Antrag CDU vom 20.10.2010, DS I (A) 636


Die Stadtverordnetenversammlung wolle beschließen:

Der Magistrat möge prüfen und berichten, in wie weit bereits abgeschlossene Neubauten und Sanierungsmaßnahmen seitens der Stadt Offenbach oder ihrer Gesellschaften dem erwarteten Erfolg im Hinblick auf Senkung des Energieverbrauches gerecht werden.

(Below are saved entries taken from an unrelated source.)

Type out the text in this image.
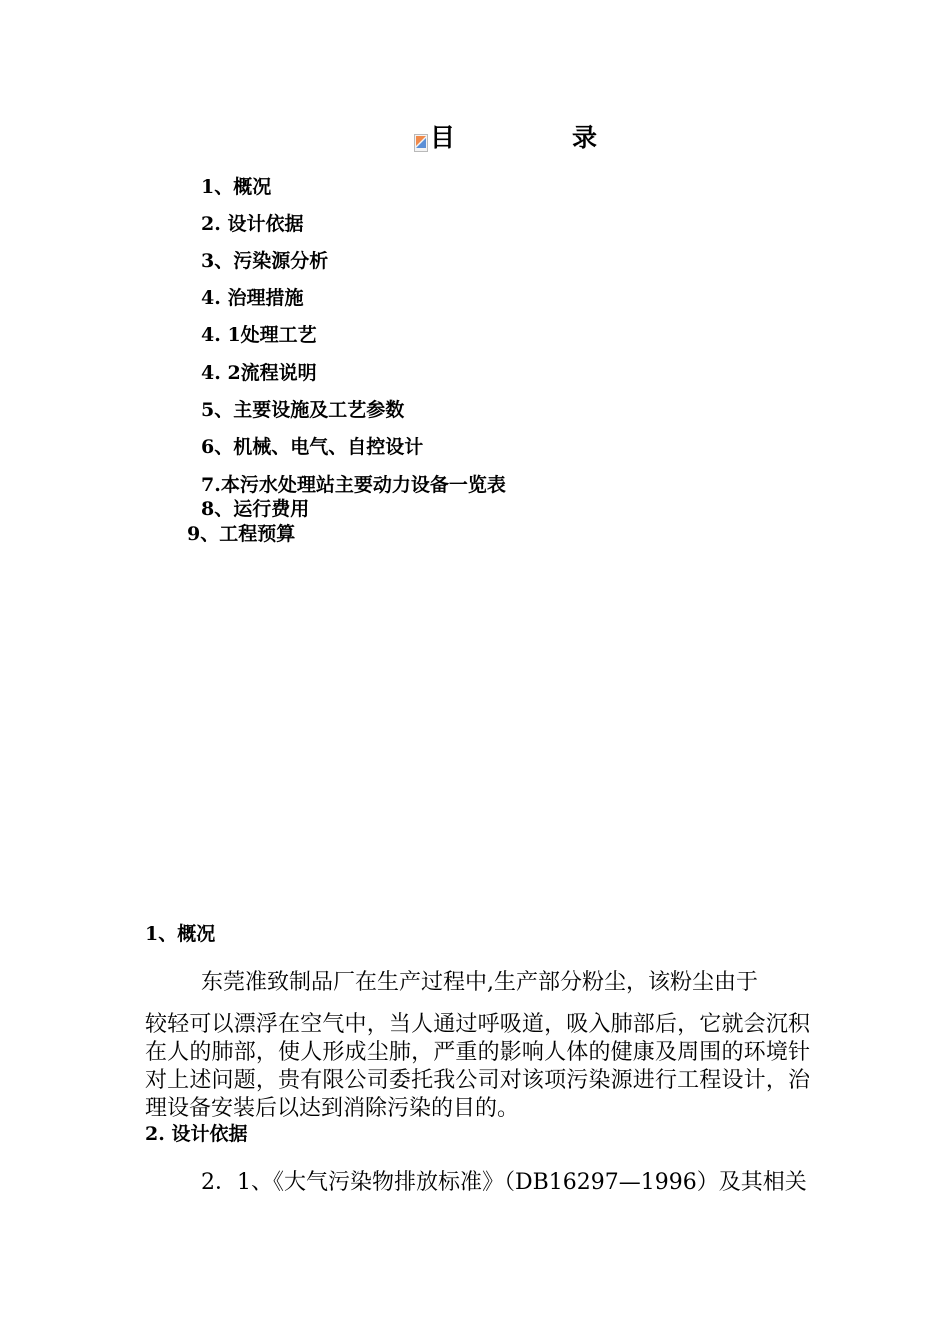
目　录
1、概况
2. 设计依据
3、污染源分析
4. 治理措施
4. 1处理工艺
4. 2流程说明
5、主要设施及工艺参数
6、机械、电气、自控设计
7.本污水处理站主要动力设备一览表
8、运行费用
9、工程预算
1、概况
东莞准致制品厂在生产过程中,生产部分粉尘，该粉尘由于
较轻可以漂浮在空气中，当人通过呼吸道，吸入肺部后，它就会沉积在人的肺部，使人形成尘肺，严重的影响人体的健康及周围的环境针对上述问题，贵有限公司委托我公司对该项污染源进行工程设计，治理设备安装后以达到消除污染的目的。
2. 设计依据
2．1、《大气污染物排放标准》（DB16297—1996）及其相关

Hierzu soll ein Vergleich angestellt werden zwischen Verbrauchsdaten vor und nach der energetischen Sanierung und in wie fern diese dem geplanten Maßnahmenkatalog und den dort beschriebenen Einsparungsmöglichkeiten entspricht.


Begründung:

 

Da die Berechnungsverfahren nach EnEV für Wärmeschutz im Wesentlichen auf dem Verfahren nach Glaser basieren und die Berechnungsgrundlagen nach Laborbedingungen formuliert wurden, welche die bauphysikalische Realität im Gesamten nicht erfassen können, hält es die antragstellende Fraktion für notwendig, aufgrund der noch ausstehenden Sanierungsplanungen (bes. Schulbausanierungs-programm) bezüglich bereits durchgeführter Maßnahmen eine Zwischenbilanz der Wirksamkeit zu ziehen.

 

Da in den Wärmeschutznachweisen gewisse Bedarfsänderungen prognostiziert werden, sollte die Stadt Offenbach anhand bisher vollzogenen, in diesem Sinne bewertbare Maßnahmen überprüfen, ob die prognostizierten Verbesserungen sich mit mittlerweile nachvollziehbaren Verbrauchswerten decken. Bewertbar wären in erster Linie kompakte Gebäude, die ohne Anbauten oder Erweiterungen umfänglich energetisch saniert wurden.

 

Bei einer nicht eingetretenen Verbesserung ist seitens der Stadt Offenbach zu prüfen, ob ein handwerklicher Fehler bei der Ausführung unterlief (z.B. Feuchtigkeit in Dämmschichten durch unsachgemäße Abdichtungen und Abläufe), eine fehlerhafte Wärmeschutzberechnung vorlag, oder unwirksame Baustoffe verwendet wurden (z.B. zu große und somit technisch unwirksame Dammstärken, feuchteempfindliches Material).

 

Des Weiteren ist dann zu klären, in wie weit in solchen Fällen Gewährleistung seitens der  ausführenden Firmen besteht und einzufordern ist und durch welche Maßnahmen (andere Baustoffe, Optimierung der Heizungsanlagen) gewünschte Einsparungen zu erreichen sind, um sie für die kommenden Projekte anzuwenden.